Und bereits angeschoben ist die nächste, deutlich weiter ausgreifende Stufe der Aufgabenbeschaffung für die Arbeitsagenturen – und hier trifft sich die Arbeitsuche der BA mit den Interessen der Bundesarbeitsministerin Andrea Nahles (SPD), die im Kontext der von ihr vorangetriebenen Debatte über „Arbeit 4.0“ auch die Bundesagentur für Arbeit umbauen möchte hin zu einer Agentur für Qualifizierung. Das nimmt langsam Gestalt an. Und wieder lassen wir den Noch-BA-Chef Weise zu Wort kommen:

»Derzeit würden im Rahmen eines Modellprojekts Bundesagentur-Mitarbeiter darauf vorbereitet, künftig Menschen bei ihrer Berufsplanung in Bezug auf die Wirtschaft 4.0 fundiert beraten zu können. „Eine solche Beratung würde dann beispielsweise auch der 50-Jährige bekommen, der als Aufzugsmonteur in einem Maschinenbau-Unternehmen arbeitet und dessen Arbeit sich gewaltig ändern wird.“ Das Projekt „Lebensbegleitende Berufsberatung“ solle von März 2017 an in drei Arbeitsagenturen in Deutschland erprobt werden … Dem Projekt liege die Annahme zugrunde, dass sich im Zuge der Digitalisierung Berufsbilder schneller verändern als früher.

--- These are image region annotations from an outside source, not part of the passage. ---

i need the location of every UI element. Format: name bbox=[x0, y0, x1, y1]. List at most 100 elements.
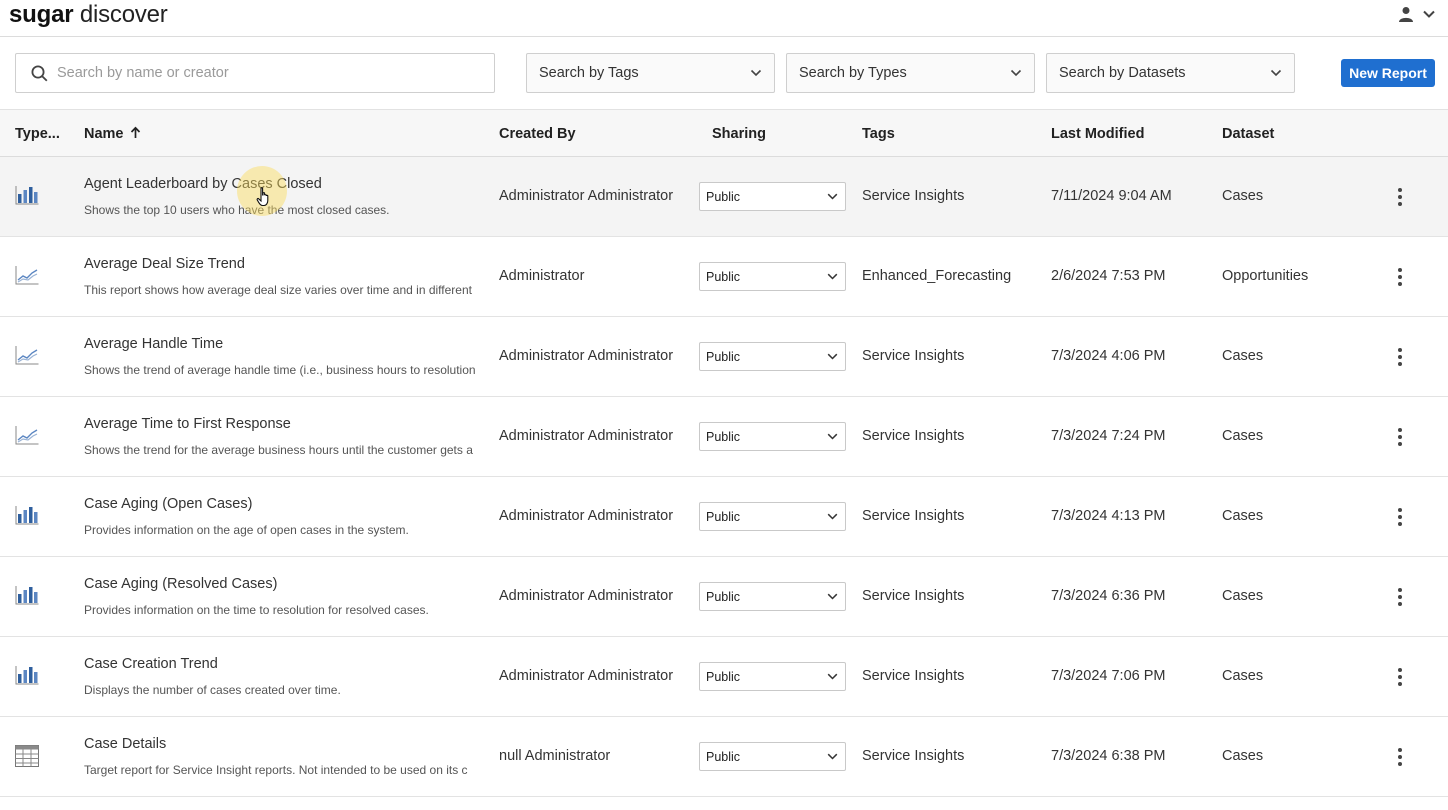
column-header-tags[interactable]: Tags bbox=[862, 126, 895, 142]
last-modified-cell: 7/3/2024 4:06 PM bbox=[1051, 348, 1166, 364]
report-name-link[interactable]: Case Creation Trend bbox=[84, 656, 218, 672]
column-header-created-by[interactable]: Created By bbox=[499, 126, 576, 142]
report-description: This report shows how average deal size … bbox=[84, 283, 472, 297]
chevron-down-icon bbox=[827, 433, 838, 440]
table-row[interactable]: Case Details Target report for Service In… bbox=[0, 717, 1448, 797]
dataset-cell: Cases bbox=[1222, 508, 1264, 524]
column-header-name[interactable]: Name bbox=[84, 126, 141, 142]
report-description: Target report for Service Insight report… bbox=[84, 763, 468, 777]
created-by-cell: Administrator Administrator bbox=[499, 348, 674, 364]
table-row[interactable]: Case Creation Trend Displays the number o… bbox=[0, 637, 1448, 717]
app-logo[interactable]: sugar discover bbox=[9, 1, 168, 29]
report-name-link[interactable]: Case Details bbox=[84, 736, 166, 752]
line-chart-icon bbox=[15, 345, 39, 370]
new-report-button[interactable]: New Report bbox=[1341, 59, 1435, 87]
table-row[interactable]: Case Aging (Resolved Cases) Provides info… bbox=[0, 557, 1448, 637]
report-name-link[interactable]: Average Handle Time bbox=[84, 336, 223, 352]
tags-cell: Service Insights bbox=[862, 188, 965, 204]
types-filter-label: Search by Types bbox=[799, 65, 907, 81]
row-actions-kebab-icon[interactable] bbox=[1392, 344, 1408, 370]
search-box[interactable] bbox=[15, 53, 495, 93]
sharing-value: Public bbox=[706, 589, 741, 604]
line-chart-icon bbox=[15, 425, 39, 450]
chevron-down-icon bbox=[827, 193, 838, 200]
chevron-down-icon bbox=[1010, 69, 1022, 77]
table-header: Type... Name Created By Sharing Tags Las… bbox=[0, 109, 1448, 157]
created-by-cell: Administrator Administrator bbox=[499, 428, 674, 444]
row-actions-kebab-icon[interactable] bbox=[1392, 584, 1408, 610]
bar-chart-icon bbox=[15, 665, 39, 690]
sharing-select[interactable]: Public bbox=[699, 182, 846, 211]
last-modified-cell: 7/3/2024 4:13 PM bbox=[1051, 508, 1166, 524]
row-actions-kebab-icon[interactable] bbox=[1392, 504, 1408, 530]
line-chart-icon bbox=[15, 265, 39, 290]
column-header-sharing[interactable]: Sharing bbox=[712, 126, 766, 142]
sharing-select[interactable]: Public bbox=[699, 662, 846, 691]
report-description: Provides information on the age of open … bbox=[84, 523, 409, 537]
filter-bar: Search by Tags Search by Types Search by… bbox=[0, 37, 1448, 109]
row-actions-kebab-icon[interactable] bbox=[1392, 424, 1408, 450]
sharing-select[interactable]: Public bbox=[699, 582, 846, 611]
report-name-link[interactable]: Average Time to First Response bbox=[84, 416, 291, 432]
created-by-cell: null Administrator bbox=[499, 748, 611, 764]
column-header-type[interactable]: Type... bbox=[15, 126, 60, 142]
column-header-last-modified[interactable]: Last Modified bbox=[1051, 126, 1144, 142]
table-row[interactable]: Case Aging (Open Cases) Provides informat… bbox=[0, 477, 1448, 557]
report-name-link[interactable]: Case Aging (Resolved Cases) bbox=[84, 576, 277, 592]
row-actions-kebab-icon[interactable] bbox=[1392, 664, 1408, 690]
tags-cell: Service Insights bbox=[862, 668, 965, 684]
tags-filter-select[interactable]: Search by Tags bbox=[526, 53, 775, 93]
top-bar: sugar discover bbox=[0, 0, 1448, 37]
bar-chart-icon bbox=[15, 585, 39, 610]
dataset-cell: Cases bbox=[1222, 428, 1264, 444]
sharing-select[interactable]: Public bbox=[699, 742, 846, 771]
search-input[interactable] bbox=[57, 65, 457, 81]
dataset-cell: Cases bbox=[1222, 348, 1264, 364]
chevron-down-icon bbox=[1423, 10, 1435, 18]
datasets-filter-label: Search by Datasets bbox=[1059, 65, 1186, 81]
report-name-link[interactable]: Agent Leaderboard by Cases Closed bbox=[84, 176, 322, 192]
chevron-down-icon bbox=[1270, 69, 1282, 77]
table-row[interactable]: Agent Leaderboard by Cases Closed Shows t… bbox=[0, 157, 1448, 237]
report-name-link[interactable]: Average Deal Size Trend bbox=[84, 256, 245, 272]
created-by-cell: Administrator Administrator bbox=[499, 508, 674, 524]
table-row[interactable]: Average Time to First Response Shows the … bbox=[0, 397, 1448, 477]
bar-chart-icon bbox=[15, 505, 39, 530]
last-modified-cell: 7/11/2024 9:04 AM bbox=[1051, 188, 1172, 204]
last-modified-cell: 7/3/2024 7:24 PM bbox=[1051, 428, 1166, 444]
column-header-dataset[interactable]: Dataset bbox=[1222, 126, 1274, 142]
sharing-select[interactable]: Public bbox=[699, 502, 846, 531]
sharing-value: Public bbox=[706, 749, 741, 764]
dataset-cell: Cases bbox=[1222, 188, 1264, 204]
types-filter-select[interactable]: Search by Types bbox=[786, 53, 1035, 93]
report-description: Shows the trend of average handle time (… bbox=[84, 363, 476, 377]
bar-chart-icon bbox=[15, 185, 39, 210]
report-description: Provides information on the time to reso… bbox=[84, 603, 429, 617]
dataset-cell: Opportunities bbox=[1222, 268, 1309, 284]
sharing-value: Public bbox=[706, 189, 741, 204]
row-actions-kebab-icon[interactable] bbox=[1392, 184, 1408, 210]
sharing-value: Public bbox=[706, 349, 741, 364]
last-modified-cell: 7/3/2024 7:06 PM bbox=[1051, 668, 1166, 684]
sharing-value: Public bbox=[706, 509, 741, 524]
last-modified-cell: 7/3/2024 6:36 PM bbox=[1051, 588, 1166, 604]
table-row[interactable]: Average Deal Size Trend This report shows… bbox=[0, 237, 1448, 317]
table-row[interactable]: Average Handle Time Shows the trend of av… bbox=[0, 317, 1448, 397]
row-actions-kebab-icon[interactable] bbox=[1392, 264, 1408, 290]
logo-product: discover bbox=[79, 1, 168, 28]
created-by-cell: Administrator Administrator bbox=[499, 188, 674, 204]
user-menu[interactable] bbox=[1398, 6, 1436, 22]
report-name-link[interactable]: Case Aging (Open Cases) bbox=[84, 496, 252, 512]
sharing-select[interactable]: Public bbox=[699, 262, 846, 291]
tags-filter-label: Search by Tags bbox=[539, 65, 639, 81]
sharing-select[interactable]: Public bbox=[699, 342, 846, 371]
row-actions-kebab-icon[interactable] bbox=[1392, 744, 1408, 770]
sharing-value: Public bbox=[706, 429, 741, 444]
search-icon bbox=[31, 65, 48, 81]
dataset-cell: Cases bbox=[1222, 748, 1264, 764]
created-by-cell: Administrator bbox=[499, 268, 585, 284]
last-modified-cell: 2/6/2024 7:53 PM bbox=[1051, 268, 1166, 284]
sharing-select[interactable]: Public bbox=[699, 422, 846, 451]
datasets-filter-select[interactable]: Search by Datasets bbox=[1046, 53, 1295, 93]
reports-table: Type... Name Created By Sharing Tags Las… bbox=[0, 109, 1448, 797]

Berufs- und Weiterbildungsberatung müsse sich daher durch das gesamte Erwerbsleben ziehen«, kann man dem Artikel Weise: Spielt nicht, lernt entnehmen.

Heike Göbel hat das unter der Überschrift Karriere vom Amt? entsprechend der solchen Ansätzen ablehnend gegenüberstehenden FAZ-Linie so kommentiert: »Sozialministerin Andrea Nahles hat … Großes mit der Behörde vor. Die soll ausgebaut werden zum Karriereamt für jedermann, zu einer „Arbeitsversicherung“, die nicht nur im Notfall hilft. Drei Agenturen testen die „lebensbegleitende Berufsberatung“ nun. Agentur-Chef Weise verkauft die Neuerung ganz im Sinn der SPD-Politikerin als notwendiges Projekt, um die Wirtschaft in der digitalen Zukunft mit passgenau qualifiziertem Personal zu versorgen und Arbeitslosigkeit vorzubeugen. Wirklich? Hier wird der öffentliche Bildungsauftrag gewaltig überdehnt in der falschen Annahme, der Berufsweg sei in planenden Beamtenhänden gut aufgehoben. Dem Tempo und der bunten Vielfalt der Bedürfnisse privater Unternehmen wird das nicht gerecht. In einer Marktwirtschaft kann es keine Arbeitsversicherung geben. Nahles sollte mit dem Etikettenschwindel aufhören.«

Unabhängig von der Tatsache, dass die (übrigens gerade hinsichtlich der den Qualifizierungsansatz mindestens ergänzenden materiellen Absicherung weitaus umfangreicher angelegte) Idee einer Weiterentwicklung der Arbeitslosenversicherung (im engeren Sinne) hin zu einer „Arbeits- bzw. Beschäftigungsversicherung“ schon seit vielen Jahren im Fachdiskurs hin und her gewälzt wird (vgl. hierzu nur das Gutachten von Günther Schmid: Von der Arbeitslosen- zur Beschäftigungsversicherung. Wege zu einer neuen Balance individueller Verantwortung und Solidarität durch eine lebenslauforientierte Arbeitsmarktpolitik, Berlin 2008), kann und muss man die Frage aufwerfen, ob die Arbeitsagenturen des Jahres 2017 wirklich der richtige Ort sein können für einen derart ambitionierten Ansatz, der vor allem ein arbeitsmarktlicht höchst qualifiziertes Beratungspersonal voraussetzen würde. Die BA hat sich seit den „Hartz-Gesetzen“ aber eher im Downgrading der eigenen beraterischen Qualitäten „ausgezeichnet“ und durch eine Industrialisierung des Vermittlungsprozesses, was alles nicht optimistisch stimmt, dass diese große Aufgabe dort in absehbarer Zeit auch realisiert werden könnte, selbst wenn man das wollte.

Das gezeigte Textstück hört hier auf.